Sunday 23rd November 2025

by inAfrika Newsroom

Morocco’s planned Dakhla AI data center and AI institute aim to turn the southern city into a digital and logistics hub. Officials say the project will draw up to 500 megawatts of renewable power from coastal wind and solar farms.

The government links the Dakhla AI data center to broader plans for ports, roads and subsea cables along the Atlantic coast. These routes would connect West Africa, Europe and the Americas. The AI institute will train engineers and data scientists and support applied research for sectors such as agriculture, logistics, finance and public services.

Rabat has already signed digital-transition and energy partnerships to back the project. Detailed budgets and timelines remain under discussion, but officials see first-mover advantage. They want the Dakhla AI data center to host African cloud services that keep data on the continent and cut latency for regional users.

Dakhla AI data center and regional race

Moroccan officials argue that large, clean-powered data centres can help African firms control their own data. They also expect the Dakhla AI institute to work with universities and start-ups on local-language AI tools and sector-specific solutions.

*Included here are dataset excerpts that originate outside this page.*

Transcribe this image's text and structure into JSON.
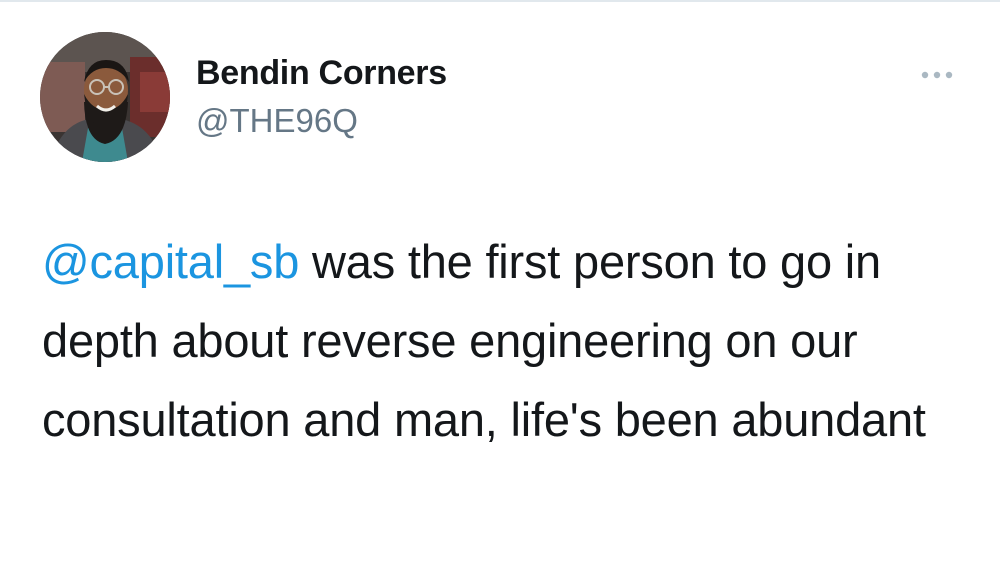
{
  "tweet": {
    "author": {
      "display_name": "Bendin Corners",
      "handle": "@THE96Q",
      "avatar_icon": "user-avatar"
    },
    "more_icon": "more-options-icon",
    "text": {
      "mention": "@capital_sb",
      "body": " was the first person to go in depth about reverse engineering on our consultation and man, life's been abundant"
    }
  },
  "colors": {
    "mention": "#1b95e0",
    "handle": "#657786",
    "text": "#14171a",
    "divider": "#e1e8ed"
  }
}
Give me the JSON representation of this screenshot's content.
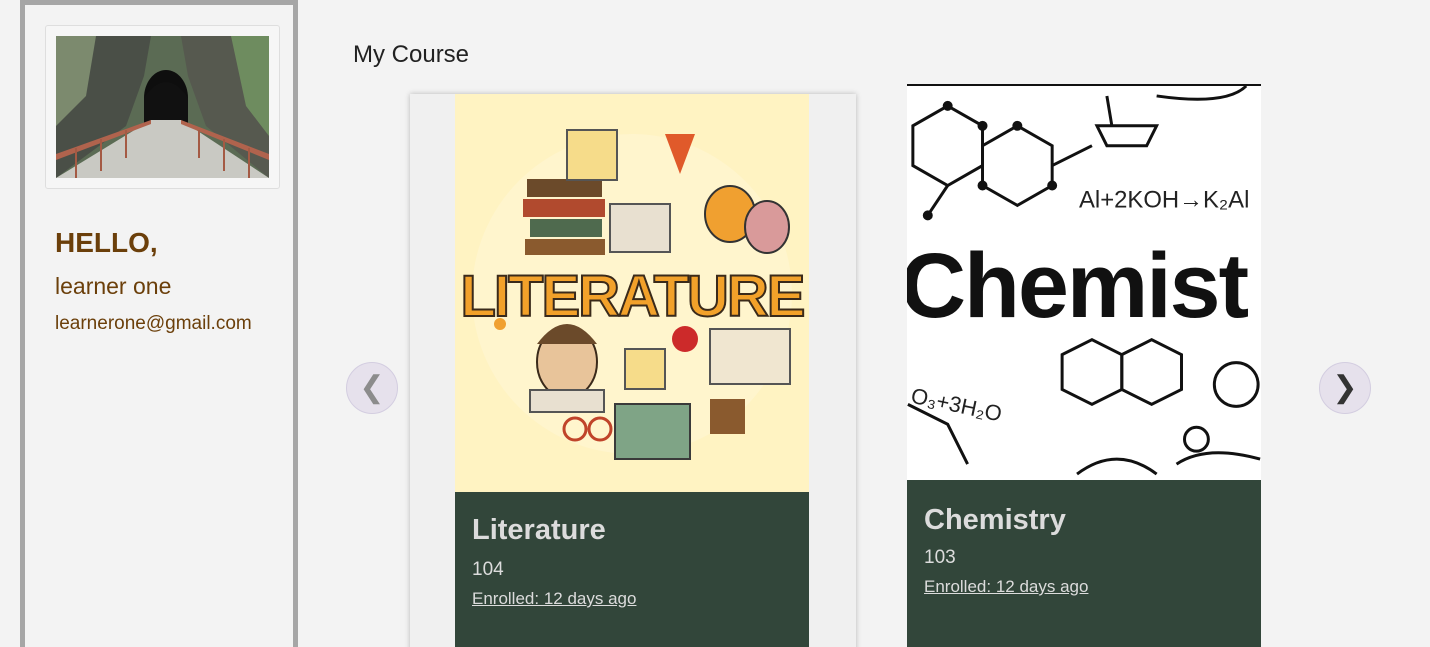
{
  "profile": {
    "greeting": "HELLO,",
    "name": "learner one",
    "email": "learnerone@gmail.com"
  },
  "main": {
    "section_title": "My Course"
  },
  "carousel": {
    "prev_glyph": "❮",
    "next_glyph": "❯"
  },
  "courses": [
    {
      "title": "Literature",
      "code": "104",
      "enrolled": "Enrolled: 12 days ago",
      "image_text": "LITERATURE"
    },
    {
      "title": "Chemistry",
      "code": "103",
      "enrolled": "Enrolled: 12 days ago",
      "image_text": "Chemist",
      "image_formula_1": "Al+2KOH→K₂Al",
      "image_formula_2": "O₃+3H₂O"
    }
  ],
  "colors": {
    "accent_brown": "#6b3f0a",
    "card_footer": "#32463a",
    "page_bg": "#f3f3f3"
  }
}
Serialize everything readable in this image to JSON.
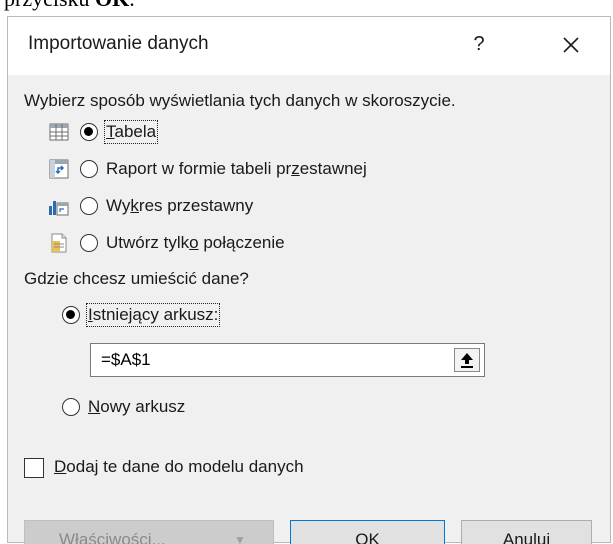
{
  "top_caption": {
    "prefix": "przycisku ",
    "bold": "OK",
    "suffix": "."
  },
  "dialog": {
    "title": "Importowanie danych",
    "help_label": "?",
    "close_icon": "close-icon"
  },
  "view_section": {
    "heading": "Wybierz sposób wyświetlania tych danych w skoroszycie.",
    "options": [
      {
        "icon": "table-icon",
        "pre": "",
        "u": "T",
        "post": "abela",
        "checked": true
      },
      {
        "icon": "pivot-table-icon",
        "pre": "Raport w formie tabeli pr",
        "u": "z",
        "post": "estawnej",
        "checked": false
      },
      {
        "icon": "pivot-chart-icon",
        "pre": "Wy",
        "u": "k",
        "post": "res przestawny",
        "checked": false
      },
      {
        "icon": "connection-only-icon",
        "pre": "Utwórz tylk",
        "u": "o",
        "post": " połączenie",
        "checked": false
      }
    ]
  },
  "location_section": {
    "heading": "Gdzie chcesz umieścić dane?",
    "existing_sheet": {
      "pre": "",
      "u": "I",
      "post": "stniejący arkusz:",
      "checked": true
    },
    "cell_reference": "=$A$1",
    "new_sheet": {
      "pre": "",
      "u": "N",
      "post": "owy arkusz",
      "checked": false
    }
  },
  "data_model": {
    "pre": "",
    "u": "D",
    "post": "odaj te dane do modelu danych",
    "checked": false
  },
  "buttons": {
    "properties": {
      "pre": "Właś",
      "u": "c",
      "post": "iwości...",
      "arrow": "▼",
      "enabled": false
    },
    "ok": "OK",
    "cancel": "Anuluj"
  },
  "colors": {
    "dialog_body_bg": "#f0f0f0",
    "title_bg": "#ffffff",
    "ok_border": "#0078d7",
    "disabled_button_bg": "#cccccc"
  }
}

Analysts note that Morocco has already attracted AI labs and innovation hubs from global partners. They warn, however, that the Dakhla AI data center must match global standards on cybersecurity, data protection and reliability. Success could trigger a regional race, as neighbours pursue similar green-data corridors across North Africa.

Why it matters for Africa

The center matters for Africa because it shifts focus from raw exports to digital value. A large, renewable-powered hub on African soil can reduce costs for local firms, improve data protection and support home-grown AI tailored to African languages and markets. Linked training programmes will grow skilled talent, not just hardware. If Morocco delivers, other states may invest in similar green corridors, boosting cloud, fintech, e-government and health-tech ecosystems. That shift would help Africa claim a bigger share of the global digital economy instead of remaining a passive customer of foreign platforms.